The State Department flatly denies the reorganization hampered Ebola response. "It is false to claim that the USAID reform has negatively impacted our ability to respond to Ebola," spokesman Tommy Pigott said. The department mobilized $23 million in foreign assistance and announced funding for up to 50 emergency clinics. State officials argue that USAID partners still operate on the ground and that no specific person or program from USAID would have detected this particular outbreak anyway.
The CDC has expanded its role in the outbreak, with offices in Congo and Uganda handling surveillance, diagnostics, contact tracing and PPE distribution. Dr. Satish Pillai, the agency's incident manager for Ebola response, said the CDC has roughly 30 staff in Congo and nearly 100 in Uganda, with plans to deploy more. But critics say the CDC, while technically expert on Ebola, lacks the regional infrastructure USAID provided. The agency's epidemiologists can validate lab work and advise on protocols. They cannot easily substitute for the boots-on-the-ground coordination network USAID maintained.

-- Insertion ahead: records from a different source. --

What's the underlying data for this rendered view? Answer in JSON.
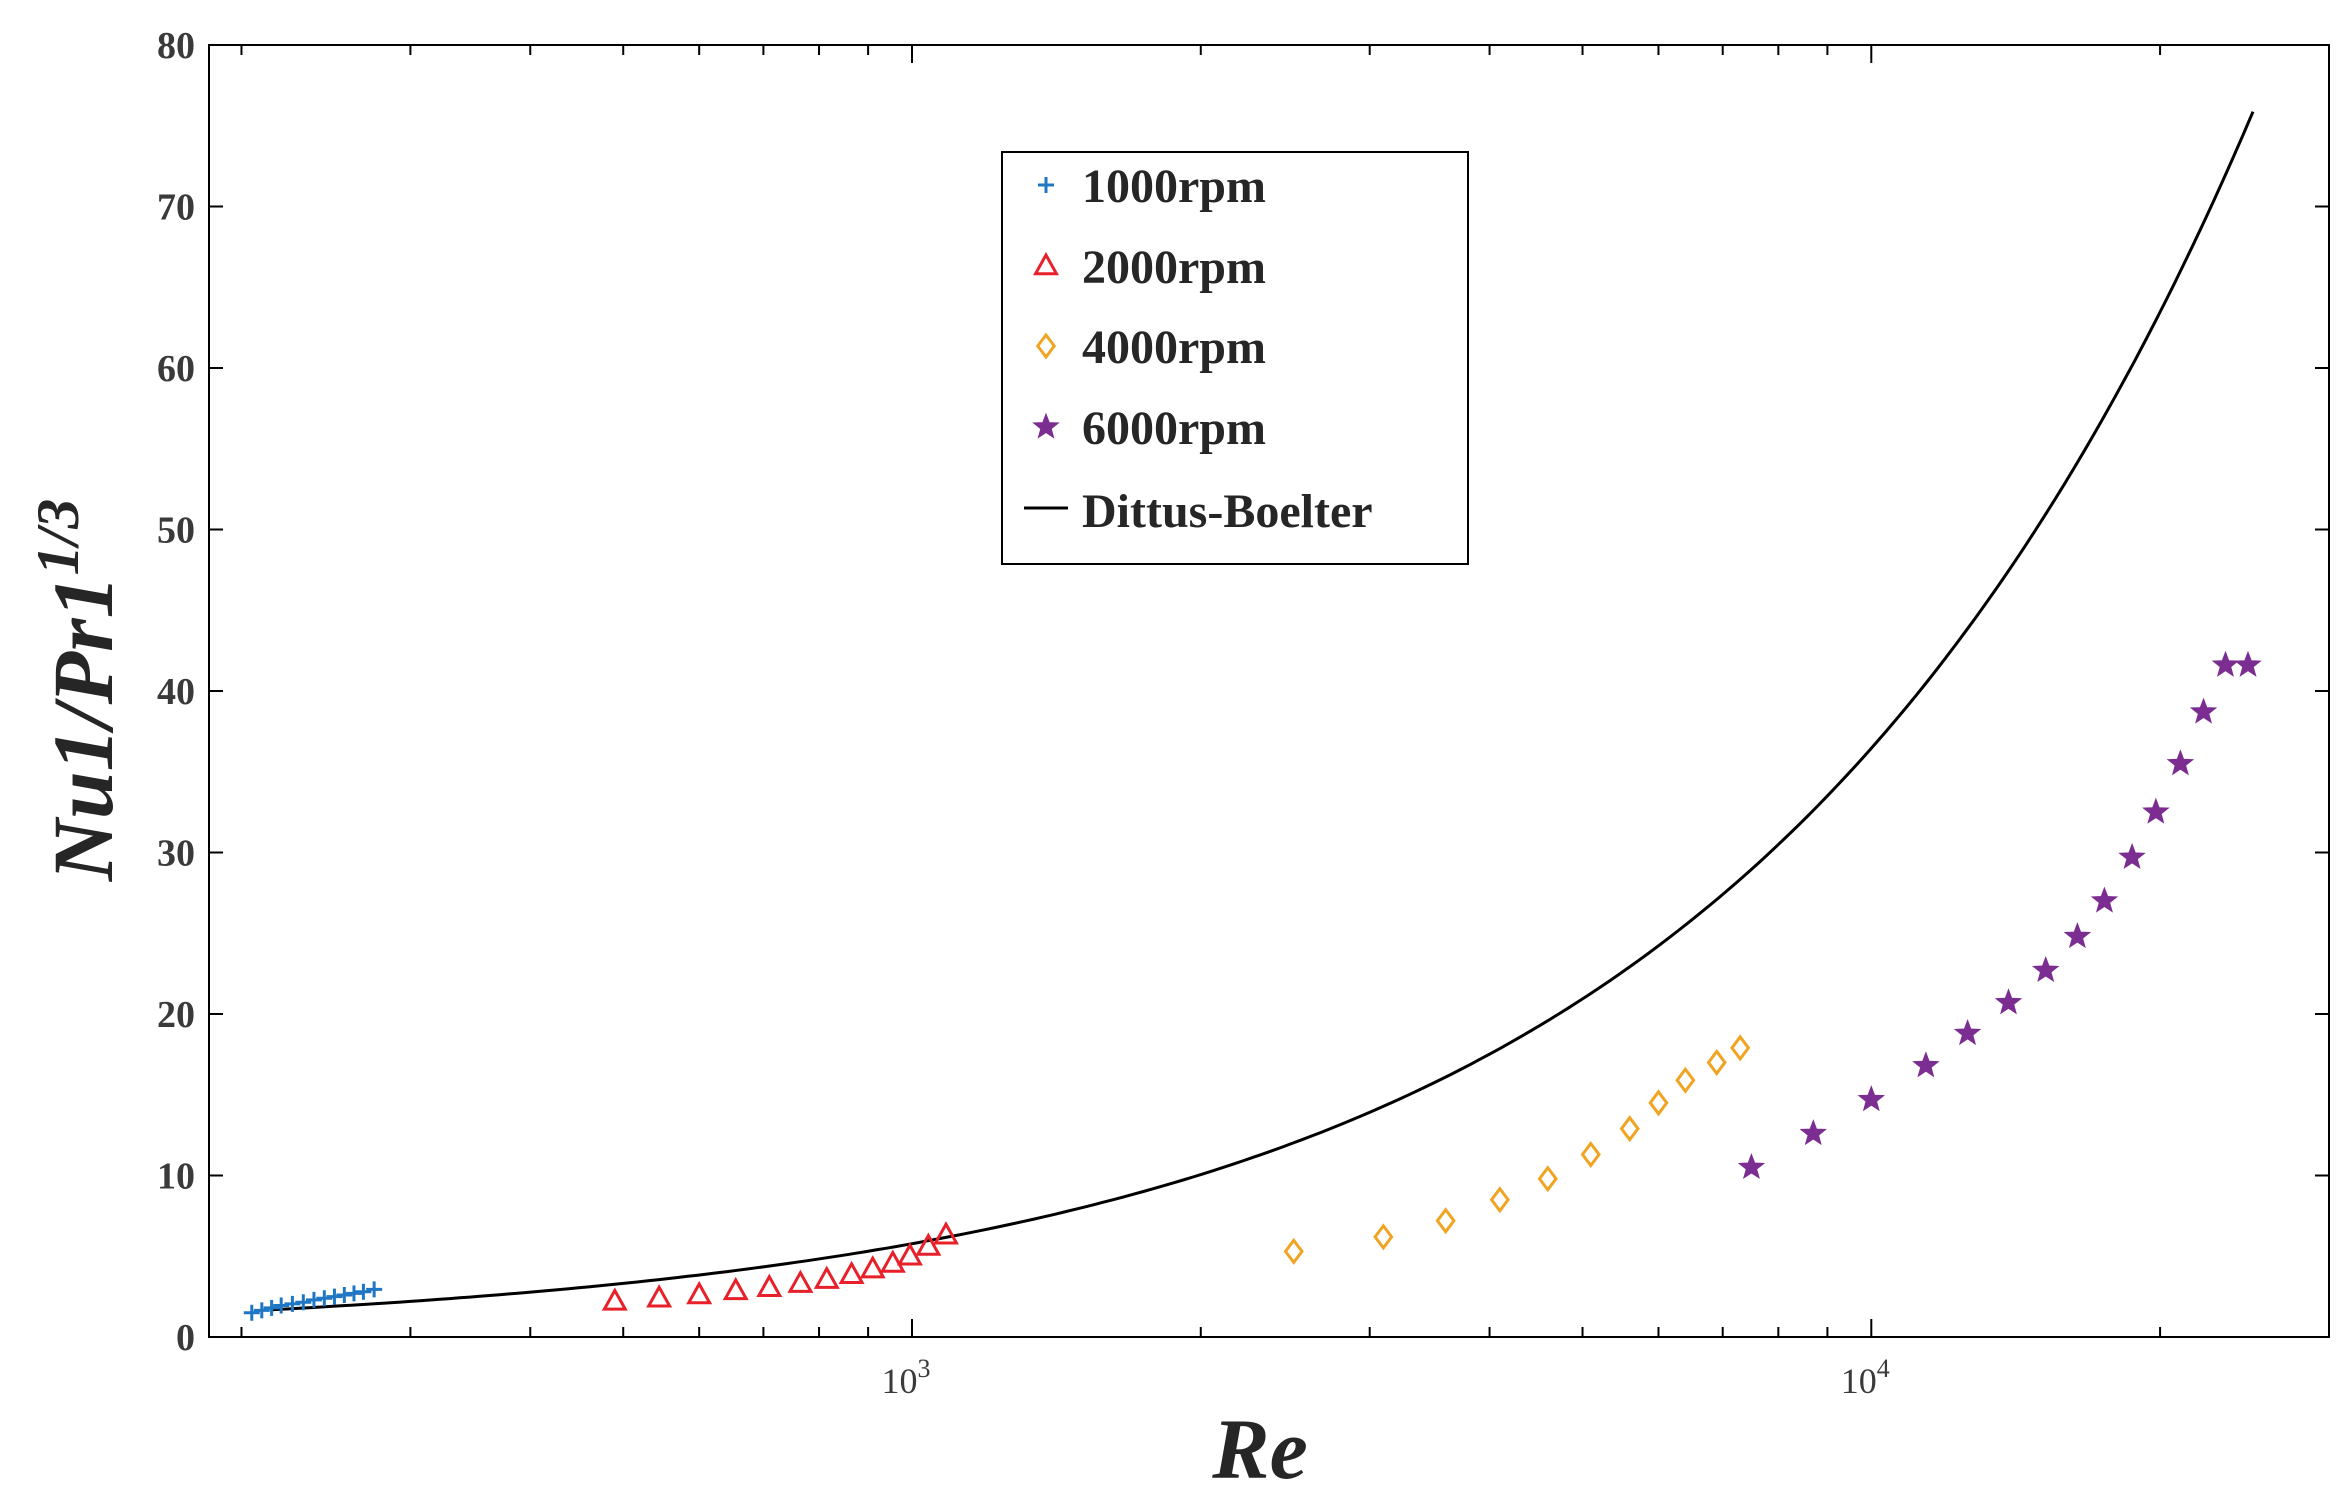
{
  "chart_data": {
    "type": "scatter",
    "title": "",
    "xlabel": "Re",
    "ylabel": "Nu1/Pr1",
    "ylabel_exponent": "1/3",
    "xscale": "log",
    "xlim": [
      185,
      30000
    ],
    "ylim": [
      0,
      80
    ],
    "yticks": [
      "0",
      "10",
      "20",
      "30",
      "40",
      "50",
      "60",
      "70",
      "80"
    ],
    "xticks": [
      {
        "base": "10",
        "exp": "3",
        "value": 1000
      },
      {
        "base": "10",
        "exp": "4",
        "value": 10000
      }
    ],
    "legend_position": "top-center",
    "series": [
      {
        "name": "1000rpm",
        "marker": "plus",
        "color": "#1f77c4",
        "x": [
          205,
          210,
          215,
          220,
          226,
          232,
          238,
          244,
          250,
          256,
          262,
          268,
          275
        ],
        "y": [
          1.5,
          1.65,
          1.8,
          1.95,
          2.05,
          2.15,
          2.3,
          2.4,
          2.5,
          2.6,
          2.7,
          2.8,
          2.95
        ]
      },
      {
        "name": "2000rpm",
        "marker": "triangle",
        "color": "#e8202a",
        "x": [
          490,
          545,
          600,
          655,
          710,
          765,
          815,
          865,
          910,
          955,
          995,
          1040,
          1085
        ],
        "y": [
          2.2,
          2.4,
          2.6,
          2.85,
          3.05,
          3.3,
          3.55,
          3.85,
          4.2,
          4.55,
          5.0,
          5.6,
          6.3
        ]
      },
      {
        "name": "4000rpm",
        "marker": "diamond",
        "color": "#f0a422",
        "x": [
          2500,
          3100,
          3600,
          4100,
          4600,
          5100,
          5600,
          6000,
          6400,
          6900,
          7300
        ],
        "y": [
          5.3,
          6.2,
          7.2,
          8.5,
          9.8,
          11.3,
          12.9,
          14.5,
          15.9,
          17.0,
          17.9
        ]
      },
      {
        "name": "6000rpm",
        "marker": "star",
        "color": "#7b2d91",
        "x": [
          7500,
          8700,
          10000,
          11400,
          12600,
          13900,
          15200,
          16400,
          17500,
          18700,
          19800,
          21000,
          22200,
          23400,
          24700
        ],
        "y": [
          10.5,
          12.6,
          14.7,
          16.8,
          18.8,
          20.7,
          22.7,
          24.8,
          27.0,
          29.7,
          32.5,
          35.5,
          38.7,
          41.6,
          41.6
        ]
      }
    ],
    "line": {
      "name": "Dittus-Boelter",
      "color": "#000000",
      "formula": "0.023*Re^0.8",
      "x_range": [
        215,
        25000
      ]
    }
  }
}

"They're not equipped or prepared or organized to coordinate a broad response," Enrich said of the CDC's expanded mandate. "Their job is more making sure that the tests that are coming in are handled properly and the results are distributed effectively."
Bausch echoed the concern. CDC staff lack language skills, local knowledge, cultural familiarity, and security expertise in the region. The outbreak zone lies in territory recently contested between the Congolese government and the M23 rebel group. "Working with USAID in east Congo is the only way to control Ebola," said a CDC official with direct knowledge of past outbreaks who requested anonymity because they lack authorization to speak publicly.
The WHO's role adds another complication. The U.S. withdrew from the organization last year after Trump accused it of botching the Covid pandemic response. The WHO coordinates internationally, provides technical expertise, and arranges medical supply delivery during outbreaks. That partnership gap could matter as the crisis spreads.
In hospitals on the outbreak's front lines, the shortage is tangible. Dr. Herbert Luswata, a physician at Bwera Hospital in Kasese, Uganda near the Congo border, reported severe shortages of N95 masks, disposable aprons and gloves. "We are really very scared," he said. "We are not safe at all." Luswata noted that some former USAID contractors are volunteering but face uncertainty about payment. The CDC, he said, has not yet visited the facility despite moving quickly in past outbreaks.
"The response is too slow and inadequate, not anywhere close to the standards that are required in a response for an epidemic like Ebola, which we know has a very high fatality rate," Luswata said.
Author Sarah Mitchell: "Firing the infrastructure before the fire starts is a strategy that tends to backfire spectacularly when disease shows up at the door."